CPCR is the for-profit arm of Community Preservation Corporation (CPC), a nonprofit consortium of banks established in 1974 to help fund affordable housing projects in the New York area. Its counterpart, CPCR, was founded in 1992 so that the group could act as a proactive developer as well as an investor. Other affordable housing developers, such as Enterprise Community Partners, operate simultaneously as both nonprofit and for-profit; however, one big difference, said sources familiar with the corporate structure, is that at CPC-CPCR, both its nonprofit and for-profit branches are directed by the same person. Until last November, that was Michael Lappin, who abruptly retired after 31 years with CPC. In January, Lappin’s post was filled by Rafael Cestero, former commissioner of New York’s Department of Housing Preservation and Development.
Cestero will be responsible for addressing Domino’s future as well as the bigger question of whether, given its mission, CPC-CPCR should have been involved with such a project in the first place.

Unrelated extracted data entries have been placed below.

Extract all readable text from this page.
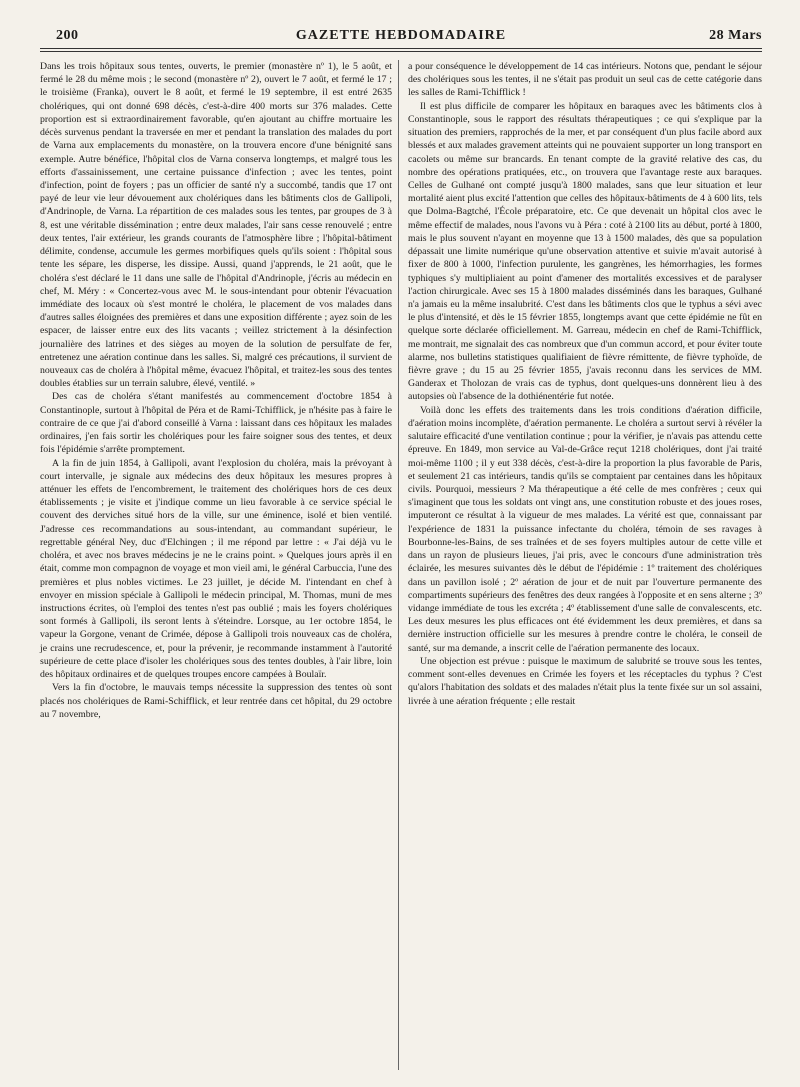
200	GAZETTE HEBDOMADAIRE	28 Mars

Dans les trois hôpitaux sous tentes, ouverts, le premier (monastère nº 1), le 5 août, et fermé le 28 du même mois ; le second (monastère nº 2), ouvert le 7 août, et fermé le 17 ; le troisième (Franka), ouvert le 8 août, et fermé le 19 septembre, il est entré 2635 cholériques, qui ont donné 698 décès, c'est-à-dire 400 morts sur 376 malades. Cette proportion est si extraordinairement favorable, qu'en ajoutant au chiffre mortuaire les décès survenus pendant la traversée en mer et pendant la translation des malades du port de Varna aux emplacements du monastère, on la trouvera encore d'une bénignité sans exemple. Autre bénéfice, l'hôpital clos de Varna conserva longtemps, et malgré tous les efforts d'assainissement, une certaine puissance d'infection ; avec les tentes, point d'infection, point de foyers ; pas un officier de santé n'y a succombé, tandis que 17 ont payé de leur vie leur dévouement aux cholériques dans les bâtiments clos de Gallipoli, d'Andrinople, de Varna. La répartition de ces malades sous les tentes, par groupes de 3 à 8, est une véritable dissémination ; entre deux malades, l'air sans cesse renouvelé ; entre deux tentes, l'air extérieur, les grands courants de l'atmosphère libre ; l'hôpital-bâtiment délimite, condense, accumule les germes morbifiques quels qu'ils soient : l'hôpital sous tente les sépare, les disperse, les dissipe. Aussi, quand j'apprends, le 21 août, que le choléra s'est déclaré le 11 dans une salle de l'hôpital d'Andrinople, j'écris au médecin en chef, M. Méry : « Concertez-vous avec M. le sous-intendant pour obtenir l'évacuation immédiate des locaux où s'est montré le choléra, le placement de vos malades dans d'autres salles éloignées des premières et dans une exposition différente ; ayez soin de les espacer, de laisser entre eux des lits vacants ; veillez strictement à la désinfection journalière des latrines et des sièges au moyen de la solution de persulfate de fer, entretenez une aération continue dans les salles. Si, malgré ces précautions, il survient de nouveaux cas de choléra à l'hôpital même, évacuez l'hôpital, et traitez-les sous des tentes doubles établies sur un terrain salubre, élevé, ventilé. »

Des cas de choléra s'étant manifestés au commencement d'octobre 1854 à Constantinople, surtout à l'hôpital de Péra et de Rami-Tchifflick, je n'hésite pas à faire le contraire de ce que j'ai d'abord conseillé à Varna : laissant dans ces hôpitaux les malades ordinaires, j'en fais sortir les cholériques pour les faire soigner sous des tentes, et deux fois l'épidémie s'arrête promptement.

A la fin de juin 1854, à Gallipoli, avant l'explosion du choléra, mais la prévoyant à court intervalle, je signale aux médecins des deux hôpitaux les mesures propres à atténuer les effets de l'encombrement, le traitement des cholériques hors de ces deux établissements ; je visite et j'indique comme un lieu favorable à ce service spécial le couvent des derviches situé hors de la ville, sur une éminence, isolé et bien ventilé. J'adresse ces recommandations au sous-intendant, au commandant supérieur, le regrettable général Ney, duc d'Elchingen ; il me répond par lettre : « J'ai déjà vu le choléra, et avec nos braves médecins je ne le crains point. » Quelques jours après il en était, comme mon compagnon de voyage et mon vieil ami, le général Carbuccia, l'une des premières et plus nobles victimes. Le 23 juillet, je décide M. l'intendant en chef à envoyer en mission spéciale à Gallipoli le médecin principal, M. Thomas, muni de mes instructions écrites, où l'emploi des tentes n'est pas oublié ; mais les foyers cholériques sont formés à Gallipoli, ils seront lents à s'éteindre. Lorsque, au 1er octobre 1854, le vapeur la Gorgone, venant de Crimée, dépose à Gallipoli trois nouveaux cas de choléra, je crains une recrudescence, et, pour la prévenir, je recommande instamment à l'autorité supérieure de cette place d'isoler les cholériques sous des tentes doubles, à l'air libre, loin des hôpitaux ordinaires et de quelques troupes encore campées à Boulaïr.

Vers la fin d'octobre, le mauvais temps nécessite la suppression des tentes où sont placés nos cholériques de Rami-Schifflick, et leur rentrée dans cet hôpital, du 29 octobre au 7 novembre,

a pour conséquence le développement de 14 cas intérieurs. Notons que, pendant le séjour des cholériques sous les tentes, il ne s'était pas produit un seul cas de cette catégorie dans les salles de Rami-Tchifflick !

Il est plus difficile de comparer les hôpitaux en baraques avec les bâtiments clos à Constantinople, sous le rapport des résultats thérapeutiques ; ce qui s'explique par la situation des premiers, rapprochés de la mer, et par conséquent d'un plus facile abord aux blessés et aux malades gravement atteints qui ne pouvaient supporter un long transport en cacolets ou même sur brancards. En tenant compte de la gravité relative des cas, du nombre des opérations pratiquées, etc., on trouvera que l'avantage reste aux baraques. Celles de Gulhané ont compté jusqu'à 1800 malades, sans que leur situation et leur mortalité aient plus excité l'attention que celles des hôpitaux-bâtiments de 4 à 600 lits, tels que Dolma-Bagtché, l'École préparatoire, etc. Ce que devenait un hôpital clos avec le même effectif de malades, nous l'avons vu à Péra : coté à 2100 lits au début, porté à 1800, mais le plus souvent n'ayant en moyenne que 13 à 1500 malades, dès que sa population dépassait une limite numérique qu'une observation attentive et suivie m'avait autorisé à fixer de 800 à 1000, l'infection purulente, les gangrènes, les hémorrhagies, les formes typhiques s'y multipliaient au point d'amener des mortalités excessives et de paralyser l'action chirurgicale. Avec ses 15 à 1800 malades disséminés dans les baraques, Gulhané n'a jamais eu la même insalubrité. C'est dans les bâtiments clos que le typhus a sévi avec le plus d'intensité, et dès le 15 février 1855, longtemps avant que cette épidémie ne fût en quelque sorte déclarée officiellement. M. Garreau, médecin en chef de Rami-Tchifflick, me montrait, me signalait des cas nombreux que d'un commun accord, et pour éviter toute alarme, nos bulletins statistiques qualifiaient de fièvre rémittente, de fièvre typhoïde, de fièvre grave ; du 15 au 25 février 1855, j'avais reconnu dans les services de MM. Ganderax et Tholozan de vrais cas de typhus, dont quelques-uns donnèrent lieu à des autopsies où l'absence de la dothiénentérie fut notée.

Voilà donc les effets des traitements dans les trois conditions d'aération difficile, d'aération moins incomplète, d'aération permanente. Le choléra a surtout servi à révéler la salutaire efficacité d'une ventilation continue ; pour la vérifier, je n'avais pas attendu cette épreuve. En 1849, mon service au Val-de-Grâce reçut 1218 cholériques, dont j'ai traité moi-même 1100 ; il y eut 338 décès, c'est-à-dire la proportion la plus favorable de Paris, et seulement 21 cas intérieurs, tandis qu'ils se comptaient par centaines dans les hôpitaux civils. Pourquoi, messieurs ? Ma thérapeutique a été celle de mes confrères ; ceux qui s'imaginent que tous les soldats ont vingt ans, une constitution robuste et des joues roses, imputeront ce résultat à la vigueur de mes malades. La vérité est que, connaissant par l'expérience de 1831 la puissance infectante du choléra, témoin de ses ravages à Bourbonne-les-Bains, de ses traînées et de ses foyers multiples autour de cette ville et dans un rayon de plusieurs lieues, j'ai pris, avec le concours d'une administration très éclairée, les mesures suivantes dès le début de l'épidémie : 1º traitement des cholériques dans un pavillon isolé ; 2º aération de jour et de nuit par l'ouverture permanente des compartiments supérieurs des fenêtres des deux rangées à l'opposite et en sens alterne ; 3º vidange immédiate de tous les excréta ; 4º établissement d'une salle de convalescents, etc. Les deux mesures les plus efficaces ont été évidemment les deux premières, et dans sa dernière instruction officielle sur les mesures à prendre contre le choléra, le conseil de santé, sur ma demande, a inscrit celle de l'aération permanente des locaux.

Une objection est prévue : puisque le maximum de salubrité se trouve sous les tentes, comment sont-elles devenues en Crimée les foyers et les réceptacles du typhus ? C'est qu'alors l'habitation des soldats et des malades n'était plus la tente fixée sur un sol assaini, livrée à une aération fréquente ; elle restait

Domino’s sheer scale—the plan includes 2,200 units, with 660 set aside for affordable housing—was unprecedented for CPC-CPCR and the aspect of the project that the local community objected to the most. A design by architect Rafael Viñoly and a mandate to work around newly landmarked factory buildings exponentially increased the price tag, and, following the financial crisis, the project simply ran out of cash. Katan Group is now suing CPCR, stating in a March 5 court filing that the lead developer “has effectively depleted all of the refinery’s available capital, while virtually no construction work has been performed.”
But this drawn-out development saga could still have a happy ending, according to Williamsburg Independent People (WIP), a community group with an alternative vision for the site. WIP is seeking financial backing for a plan that creates a mixed-use arts development and promises affordable housing as well as new jobs. Meanwhile, every twist and turn of the development drama has been captured by a documentary team. Megan Sperry, one of the filmmakers of the forthcoming The Domino Effect, said “CPCR has been looking for investors for two years, and now they’re getting desperate.”